“Well now, wait a minute,” said Aleck. “I haven’t finished my remarks about it. In the first place, there’s more than I know what to do with, without it, and in the second place, I owe it to you if there wasn’t, for you have made life in the store a different thing to me a thousand times over. Do you think I could ever have kept up heart if I hadn’t thought so much of your being there every day, or could ever have been patient through it all if I hadn’t seen such a little fighter at my side? So that’s settled so far, and now in the third place, I can’t desert the ship, unless you will take the whole command, and if you do you ought to have the whole profits. And in the fourth place,” and Aleck put his arm around his future partner’s neck again in a most unbusinesslike way, “in the fourth place, it’s all in the family, whatever you do and have, you dear, little old soldier? Don’t you know nobody could be closer to us all? Flesh and blood couldn’t bring it any nearer, and if we’re so proud of you now, what will it be by-and-by?”

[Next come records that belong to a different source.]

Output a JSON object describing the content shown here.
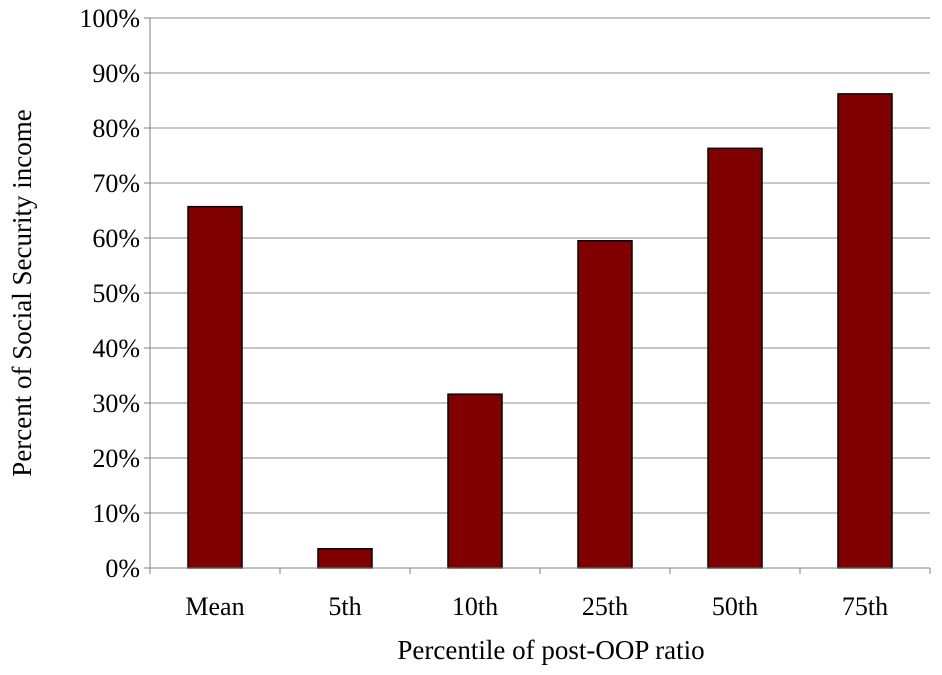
{
  "chart_data": {
    "type": "bar",
    "title": "",
    "xlabel": "Percentile of post-OOP ratio",
    "ylabel": "Percent of Social Security income",
    "categories": [
      "Mean",
      "5th",
      "10th",
      "25th",
      "50th",
      "75th"
    ],
    "values": [
      65.7,
      3.5,
      31.6,
      59.5,
      76.3,
      86.2
    ],
    "ylim": [
      0,
      100
    ],
    "yticks": [
      "0%",
      "10%",
      "20%",
      "30%",
      "40%",
      "50%",
      "60%",
      "70%",
      "80%",
      "90%",
      "100%"
    ],
    "grid": true,
    "legend": "none",
    "colors": {
      "bar_fill": "#800000",
      "bar_stroke": "#000000",
      "grid": "#8c8c8c",
      "axis": "#808080"
    }
  }
}
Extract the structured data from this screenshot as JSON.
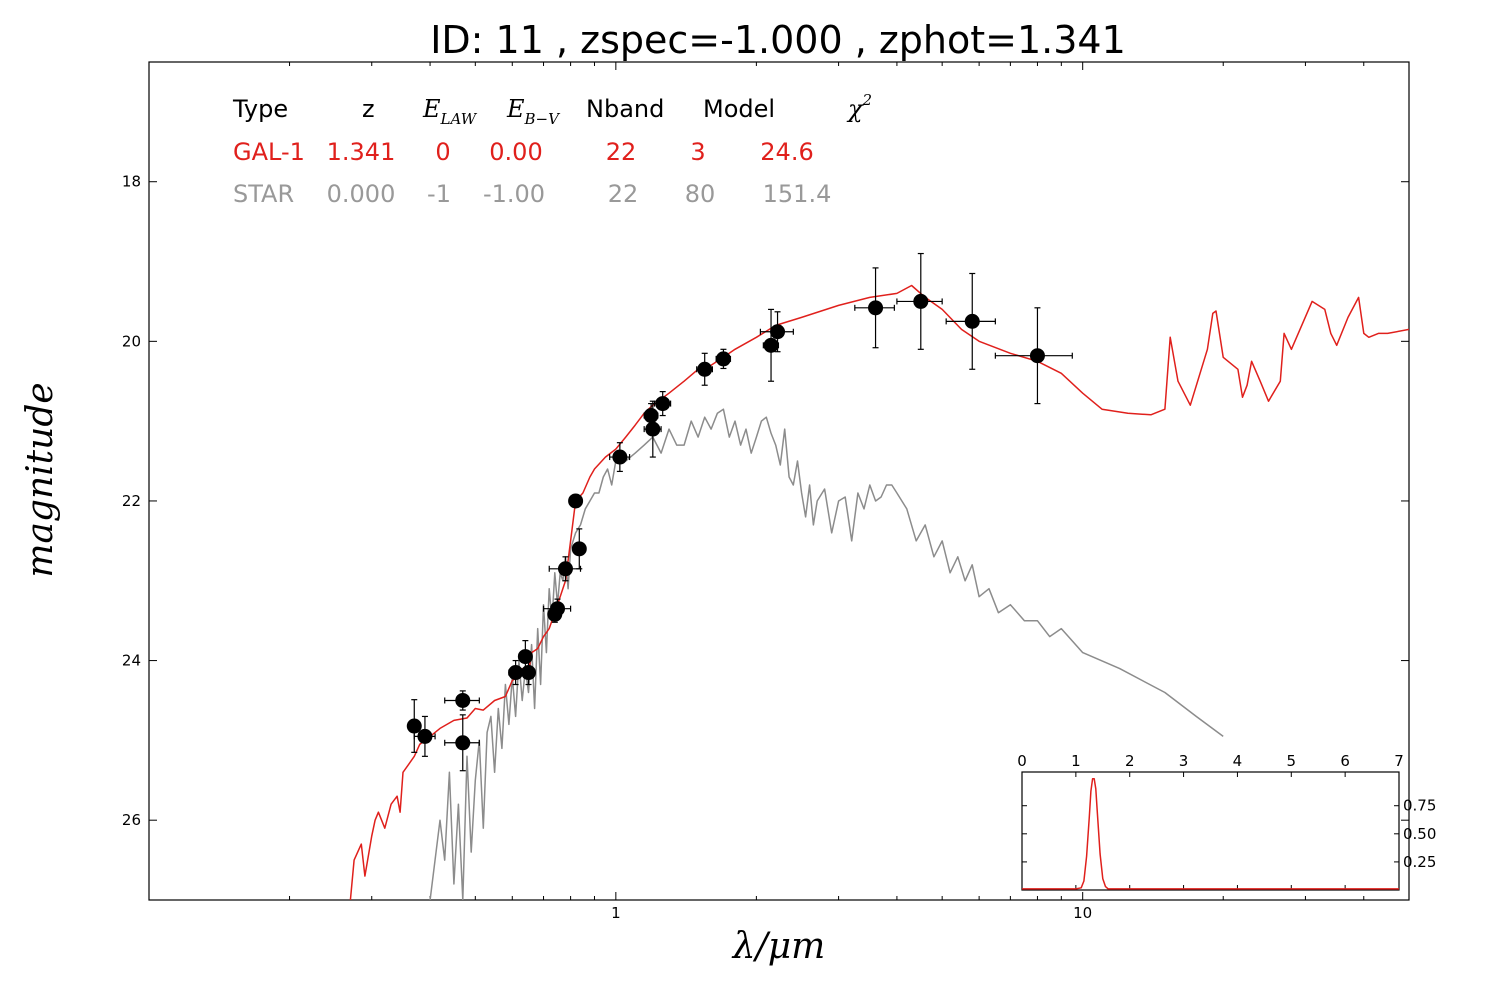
{
  "title": "ID:  11    , zspec=-1.000 , zphot=1.341",
  "colors": {
    "galaxy": "#e0201c",
    "star": "#8c8c8c",
    "points": "#000000"
  },
  "fit_table": {
    "headers": {
      "type": "Type",
      "z": "z",
      "elaw_main": "E",
      "elaw_sub": "LAW",
      "ebv_main": "E",
      "ebv_sub": "B−V",
      "nband": "Nband",
      "model": "Model",
      "chi_main": "χ",
      "chi_sup": "2"
    },
    "rows": [
      {
        "type": "GAL-1",
        "z": "1.341",
        "elaw": "0",
        "ebv": "0.00",
        "nband": "22",
        "model": "3",
        "chi2": "24.6"
      },
      {
        "type": "STAR",
        "z": "0.000",
        "elaw": "-1",
        "ebv": "-1.00",
        "nband": "22",
        "model": "80",
        "chi2": "151.4"
      }
    ]
  },
  "chart_data": [
    {
      "type": "scatter",
      "xlabel": "λ/μm",
      "ylabel": "magnitude",
      "xscale": "log",
      "xlim": [
        0.1,
        50
      ],
      "ylim": [
        27.0,
        16.5
      ],
      "y_inverted": true,
      "grid": false,
      "x_ticks": [
        {
          "value": 1,
          "label": "1"
        },
        {
          "value": 10,
          "label": "10"
        }
      ],
      "y_ticks": [
        {
          "value": 18,
          "label": "18"
        },
        {
          "value": 20,
          "label": "20"
        },
        {
          "value": 22,
          "label": "22"
        },
        {
          "value": 24,
          "label": "24"
        },
        {
          "value": 26,
          "label": "26"
        }
      ],
      "points": [
        {
          "x": 0.37,
          "y": 24.82,
          "xerr": 0.011,
          "yerr": 0.33
        },
        {
          "x": 0.39,
          "y": 24.95,
          "xerr": 0.02,
          "yerr": 0.25
        },
        {
          "x": 0.47,
          "y": 24.5,
          "xerr": 0.04,
          "yerr": 0.12
        },
        {
          "x": 0.47,
          "y": 25.03,
          "xerr": 0.04,
          "yerr": 0.35
        },
        {
          "x": 0.61,
          "y": 24.15,
          "xerr": 0.02,
          "yerr": 0.15
        },
        {
          "x": 0.64,
          "y": 23.95,
          "xerr": 0.02,
          "yerr": 0.2
        },
        {
          "x": 0.65,
          "y": 24.15,
          "xerr": 0.02,
          "yerr": 0.15
        },
        {
          "x": 0.74,
          "y": 23.42,
          "xerr": 0.018,
          "yerr": 0.1
        },
        {
          "x": 0.75,
          "y": 23.35,
          "xerr": 0.05,
          "yerr": 0.12
        },
        {
          "x": 0.78,
          "y": 22.85,
          "xerr": 0.06,
          "yerr": 0.15
        },
        {
          "x": 0.82,
          "y": 22.0,
          "xerr": 0.01,
          "yerr": 0.08
        },
        {
          "x": 0.835,
          "y": 22.6,
          "xerr": 0.02,
          "yerr": 0.25
        },
        {
          "x": 1.02,
          "y": 21.45,
          "xerr": 0.05,
          "yerr": 0.18
        },
        {
          "x": 1.19,
          "y": 20.93,
          "xerr": 0.04,
          "yerr": 0.15
        },
        {
          "x": 1.2,
          "y": 21.1,
          "xerr": 0.05,
          "yerr": 0.35
        },
        {
          "x": 1.26,
          "y": 20.78,
          "xerr": 0.05,
          "yerr": 0.15
        },
        {
          "x": 1.55,
          "y": 20.35,
          "xerr": 0.06,
          "yerr": 0.2
        },
        {
          "x": 1.7,
          "y": 20.22,
          "xerr": 0.06,
          "yerr": 0.12
        },
        {
          "x": 2.15,
          "y": 20.05,
          "xerr": 0.08,
          "yerr": 0.45
        },
        {
          "x": 2.22,
          "y": 19.88,
          "xerr": 0.18,
          "yerr": 0.25
        },
        {
          "x": 3.6,
          "y": 19.58,
          "xerr": 0.35,
          "yerr": 0.5
        },
        {
          "x": 4.5,
          "y": 19.5,
          "xerr": 0.5,
          "yerr": 0.6
        },
        {
          "x": 5.8,
          "y": 19.75,
          "xerr": 0.7,
          "yerr": 0.6
        },
        {
          "x": 8.0,
          "y": 20.18,
          "xerr": 1.5,
          "yerr": 0.6
        }
      ],
      "series": [
        {
          "kind": "galaxy-model",
          "color": "#e0201c",
          "x": [
            0.27,
            0.275,
            0.285,
            0.29,
            0.3,
            0.305,
            0.31,
            0.32,
            0.33,
            0.34,
            0.345,
            0.35,
            0.36,
            0.37,
            0.38,
            0.4,
            0.42,
            0.45,
            0.48,
            0.5,
            0.52,
            0.55,
            0.58,
            0.6,
            0.62,
            0.63,
            0.65,
            0.66,
            0.68,
            0.7,
            0.72,
            0.75,
            0.78,
            0.8,
            0.82,
            0.85,
            0.88,
            0.9,
            0.95,
            1.0,
            1.05,
            1.1,
            1.15,
            1.2,
            1.3,
            1.4,
            1.5,
            1.6,
            1.7,
            1.8,
            2.0,
            2.2,
            2.5,
            3.0,
            3.5,
            4.0,
            4.3,
            4.6,
            5.0,
            5.5,
            6.0,
            7.0,
            8.0,
            9.0,
            10.0,
            11.0,
            12.5,
            14.0,
            15.0,
            15.4,
            16.0,
            17.0,
            18.5,
            19.0,
            19.3,
            20.0,
            21.5,
            22.0,
            22.5,
            23.0,
            24.0,
            25.0,
            26.5,
            27.0,
            28.0,
            31.0,
            33.0,
            34.0,
            35.0,
            37.0,
            39.0,
            40.0,
            41.0,
            43.0,
            45.0,
            50.0
          ],
          "y": [
            27.0,
            26.5,
            26.3,
            26.7,
            26.2,
            26.0,
            25.9,
            26.1,
            25.8,
            25.7,
            25.9,
            25.4,
            25.3,
            25.2,
            25.05,
            24.95,
            24.85,
            24.75,
            24.72,
            24.6,
            24.62,
            24.5,
            24.45,
            24.25,
            24.2,
            24.1,
            24.15,
            23.9,
            23.85,
            23.7,
            23.6,
            23.3,
            23.0,
            22.5,
            22.0,
            21.9,
            21.7,
            21.6,
            21.45,
            21.35,
            21.2,
            21.05,
            20.9,
            20.8,
            20.65,
            20.5,
            20.35,
            20.3,
            20.2,
            20.1,
            19.95,
            19.8,
            19.7,
            19.55,
            19.45,
            19.4,
            19.3,
            19.45,
            19.6,
            19.85,
            20.0,
            20.15,
            20.25,
            20.4,
            20.65,
            20.85,
            20.9,
            20.92,
            20.85,
            19.95,
            20.5,
            20.8,
            20.1,
            19.65,
            19.62,
            20.2,
            20.35,
            20.7,
            20.55,
            20.25,
            20.5,
            20.75,
            20.5,
            19.9,
            20.1,
            19.5,
            19.6,
            19.9,
            20.05,
            19.7,
            19.45,
            19.9,
            19.95,
            19.9,
            19.9,
            19.85
          ]
        },
        {
          "kind": "star-model",
          "color": "#8c8c8c",
          "x": [
            0.4,
            0.42,
            0.43,
            0.44,
            0.45,
            0.46,
            0.47,
            0.48,
            0.49,
            0.5,
            0.51,
            0.52,
            0.53,
            0.54,
            0.55,
            0.56,
            0.57,
            0.58,
            0.59,
            0.6,
            0.61,
            0.62,
            0.63,
            0.64,
            0.65,
            0.66,
            0.67,
            0.68,
            0.69,
            0.7,
            0.71,
            0.72,
            0.73,
            0.74,
            0.75,
            0.76,
            0.77,
            0.78,
            0.79,
            0.8,
            0.82,
            0.84,
            0.86,
            0.88,
            0.9,
            0.92,
            0.94,
            0.96,
            0.98,
            1.0,
            1.05,
            1.1,
            1.15,
            1.2,
            1.25,
            1.3,
            1.35,
            1.4,
            1.45,
            1.5,
            1.55,
            1.6,
            1.65,
            1.7,
            1.75,
            1.8,
            1.85,
            1.9,
            1.95,
            2.0,
            2.05,
            2.1,
            2.15,
            2.2,
            2.25,
            2.3,
            2.35,
            2.4,
            2.45,
            2.5,
            2.55,
            2.6,
            2.65,
            2.7,
            2.8,
            2.9,
            3.0,
            3.1,
            3.2,
            3.3,
            3.4,
            3.5,
            3.6,
            3.7,
            3.8,
            3.9,
            4.0,
            4.2,
            4.4,
            4.6,
            4.8,
            5.0,
            5.2,
            5.4,
            5.6,
            5.8,
            6.0,
            6.3,
            6.6,
            7.0,
            7.5,
            8.0,
            8.5,
            9.0,
            10.0,
            12.0,
            15.0,
            17.5,
            20.0
          ],
          "y": [
            27.0,
            26.0,
            26.5,
            25.4,
            26.8,
            25.8,
            27.0,
            25.2,
            26.4,
            25.5,
            25.0,
            26.1,
            24.9,
            24.7,
            25.4,
            24.6,
            25.1,
            24.3,
            24.8,
            24.2,
            24.7,
            24.0,
            24.5,
            24.1,
            24.4,
            23.8,
            24.6,
            23.6,
            24.3,
            23.3,
            23.9,
            23.1,
            23.5,
            22.9,
            23.3,
            22.9,
            23.0,
            22.7,
            23.1,
            22.6,
            22.4,
            22.3,
            22.1,
            22.0,
            21.9,
            21.9,
            21.7,
            21.6,
            21.8,
            21.5,
            21.5,
            21.4,
            21.3,
            21.2,
            21.4,
            21.1,
            21.3,
            21.3,
            21.0,
            21.2,
            20.95,
            21.1,
            20.9,
            20.85,
            21.2,
            21.0,
            21.3,
            21.1,
            21.4,
            21.2,
            21.0,
            20.95,
            21.15,
            21.3,
            21.55,
            21.1,
            21.7,
            21.8,
            21.5,
            21.9,
            22.2,
            21.8,
            22.3,
            22.0,
            21.85,
            22.4,
            22.0,
            21.95,
            22.5,
            21.9,
            22.1,
            21.8,
            22.0,
            21.95,
            21.8,
            21.8,
            21.9,
            22.1,
            22.5,
            22.3,
            22.7,
            22.5,
            22.9,
            22.7,
            23.0,
            22.8,
            23.2,
            23.1,
            23.4,
            23.3,
            23.5,
            23.5,
            23.7,
            23.6,
            23.9,
            24.1,
            24.4,
            24.7,
            24.95
          ]
        }
      ]
    },
    {
      "type": "line",
      "xlim": [
        0,
        7
      ],
      "ylim": [
        0,
        1.05
      ],
      "x_ticks": [
        {
          "value": 0,
          "label": "0"
        },
        {
          "value": 1,
          "label": "1"
        },
        {
          "value": 2,
          "label": "2"
        },
        {
          "value": 3,
          "label": "3"
        },
        {
          "value": 4,
          "label": "4"
        },
        {
          "value": 5,
          "label": "5"
        },
        {
          "value": 6,
          "label": "6"
        },
        {
          "value": 7,
          "label": "7"
        }
      ],
      "y_ticks": [
        {
          "value": 0.25,
          "label": "0.25"
        },
        {
          "value": 0.5,
          "label": "0.50"
        },
        {
          "value": 0.75,
          "label": "0.75"
        }
      ],
      "series": [
        {
          "color": "#e0201c",
          "x": [
            0,
            1.0,
            1.1,
            1.15,
            1.2,
            1.25,
            1.28,
            1.31,
            1.34,
            1.37,
            1.4,
            1.45,
            1.5,
            1.55,
            1.6,
            7
          ],
          "y": [
            0.01,
            0.01,
            0.02,
            0.08,
            0.3,
            0.65,
            0.88,
            0.99,
            0.99,
            0.9,
            0.68,
            0.32,
            0.1,
            0.03,
            0.01,
            0.01
          ]
        }
      ]
    }
  ]
}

Nobody could resist Aleck. It was all settled with the doctor and Thorndyke and everybody else, just as he would like it, and before they really knew what he was about, and Thorndyke very soon found himself really steering the ship, and Aleck only “hanging about more or less,” as he had said. A good deal “less,” Thorndyke thought, but it was better than losing him altogether, and he was determined he should never know how he missed him.


CHAPTER XXV.

Tom sauntered into Halliday’s now and then, as he always had, but Thorndyke saw something, he couldn’t tell what, that worried him more and more; at all events Tom looked more hopeless and forlorn every time.

“What a man you’re making, Thorndyke!” he said one day; “it was in you, I suppose, and it wasn’t in me; that’s the difference. But you don’t know what a chance you’ve had. Did Aleck ever badger you or crowd you in all the time you were together?”

Aleck! Why, you know him, Tom!”

“Yes, I suppose so; only I can’t imagine anybody’s leaving you in peace and quiet all the time. Well, I might have made something, perhaps, if I’d been here, though not much, probably. I always was a stupid, blundering fellow, and never should have been of much account, anyhow. I’m none at all now, though, and I’d give up and let everything go to the bottom, if there was nobody that thought he could hold on to me if I didn’t. They’ll find out their mistake some day; but I suppose I ought to hold on till they do.”

“You wouldn’t like any one else to say that,” said Thorndyke, greatly troubled.